Mechanistic investigations of low dose exposures to the genotoxic compounds bisphenol-A and rotenone.

作者信息

Johnson George E, Parry Elizabeth M

机构信息

Institute of Life Science, School of Medicine, Swansea University, Singleton Park, Swansea SA2 8PP, Wales, UK.

出版信息

Mutat Res. 2008 Mar 12;651(1-2):56-63. doi: 10.1016/j.mrgentox.2007.10.019. Epub 2007 Nov 12.

Abstract

A complete hazard and risk assessment of any known genotoxin requires the evaluation of the mutagenic, clastogenic and aneugenic potential of the compound. In the case of aneugenic chemicals, mechanism of action (MOA) and quantitative responses may be investigated by studying their effects upon the fidelity of functioning of components of the cell cycle. These present studies have demonstrated that the plastics component bisphenol-A (BPA) and the natural pesticide rotenone induce micronuclei and modify the functioning of the microtubule organising centres (MTOCs) of the mitotic spindles of cultured mammalian cells in a dose-dependent manner. BPA and rotenone were used as model compounds in an investigation of dose response relationships for the hazard/risk assessment of aneugens. Thresholds of action for the induction of aneuploidy have been predicted for spindle poisons on the basis of the multiple targets, which may need disabling before a quantitative response can be detected. The cytokinesis blocked micronucleus assay (CBMA) methodology was utilised in the human lymphoblastoid cell lines AHH-1, MCL-5 and Chinese hamster V79 cell lines. A no observable effect level (NOEL) at 10.8 microg/ml BPA was observed for MN induction. Rotenone showed a small increase in MN induction with the first significant effect at 0.25 ng/ml in V79 cells but there was no significant effect in the metabolically competent cell line, MCL-5. For a mechanistic evaluation of the aneugenic effects of BPA and rotenone, fluorescently labelled antibodies were used to visualise microtubules (alpha-tubulin) and MTOCs (gamma-tubulin).

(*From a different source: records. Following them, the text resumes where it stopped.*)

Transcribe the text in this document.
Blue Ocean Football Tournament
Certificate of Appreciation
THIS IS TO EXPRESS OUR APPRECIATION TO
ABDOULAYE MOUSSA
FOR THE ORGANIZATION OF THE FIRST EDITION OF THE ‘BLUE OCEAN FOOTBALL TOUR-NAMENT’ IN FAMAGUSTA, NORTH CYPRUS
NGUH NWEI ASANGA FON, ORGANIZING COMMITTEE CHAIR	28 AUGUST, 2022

The NOELs for tripolar mitotic spindle induction in V79 cells were 7 microg/ml for BPA and 80 pg/ml for rotenone (concentrations which produced similar changes to mitotic index (M.I.)). Interestingly there was close proximity to the NOEL of 10.8 microg/ml BPA for micronucleus (MN) induction in the human lymphoblastoid AHH-1 cell. Multiple MTOCs can therefore be predicted as a possible mechanism for MN induction. The similarity in concentration inducing tripolar mitosis, M.I. and MN changes suggests immunofluorescence analysis to be a useful dose setting assay with emphasis on the mechanism.

摘要

对任何已知基因毒素进行全面的危害和风险评估,都需要评估该化合物的致突变性、染色体断裂性和非整倍体诱导性。对于具有非整倍体诱导性的化学物质,可通过研究其对细胞周期组成部分功能保真度的影响,来探究其作用机制(MOA)和定量反应。目前的这些研究表明,塑料成分双酚A(BPA)和天然杀虫剂鱼藤酮可诱导微核,并以剂量依赖的方式改变培养的哺乳动物细胞有丝分裂纺锤体微管组织中心(MTOC)的功能。在一项关于非整倍体诱导剂危害/风险评估的剂量反应关系研究中,BPA和鱼藤酮被用作模型化合物。基于多个靶点,已经预测了纺锤体毒物诱导非整倍体的作用阈值,在检测到定量反应之前,这些靶点可能需要被破坏。在人淋巴母细胞系AHH-1、MCL-5和中国仓鼠V79细胞系中采用了胞质分裂阻断微核试验(CBMA)方法。观察到BPA在10.8微克/毫升时对微核诱导无明显影响水平(NOEL)。鱼藤酮在V79细胞中微核诱导有小幅增加,在0.25纳克/毫升时首次出现显著影响,但在代谢活性细胞系MCL-5中无显著影响。为了对BPA和鱼藤酮的非整倍体诱导作用进行机制评估,使用荧光标记抗体来观察微管(α-微管蛋白)和MTOC(γ-微管蛋白)。在V79细胞中,BPA诱导三极有丝分裂纺锤体的NOEL为7微克/毫升,鱼藤酮为80皮克/毫升(这些浓度对有丝分裂指数(M.I.)产生了类似变化)。有趣的是,在人淋巴母细胞AHH-1中,诱导微核(MN)的BPA的NOEL与10.8微克/毫升非常接近。因此,可以预测多个MTOC是微核诱导的一种可能机制。诱导三极有丝分裂、M.I.和MN变化的浓度相似性表明,免疫荧光分析是一种有用的剂量设定试验,重点在于作用机制。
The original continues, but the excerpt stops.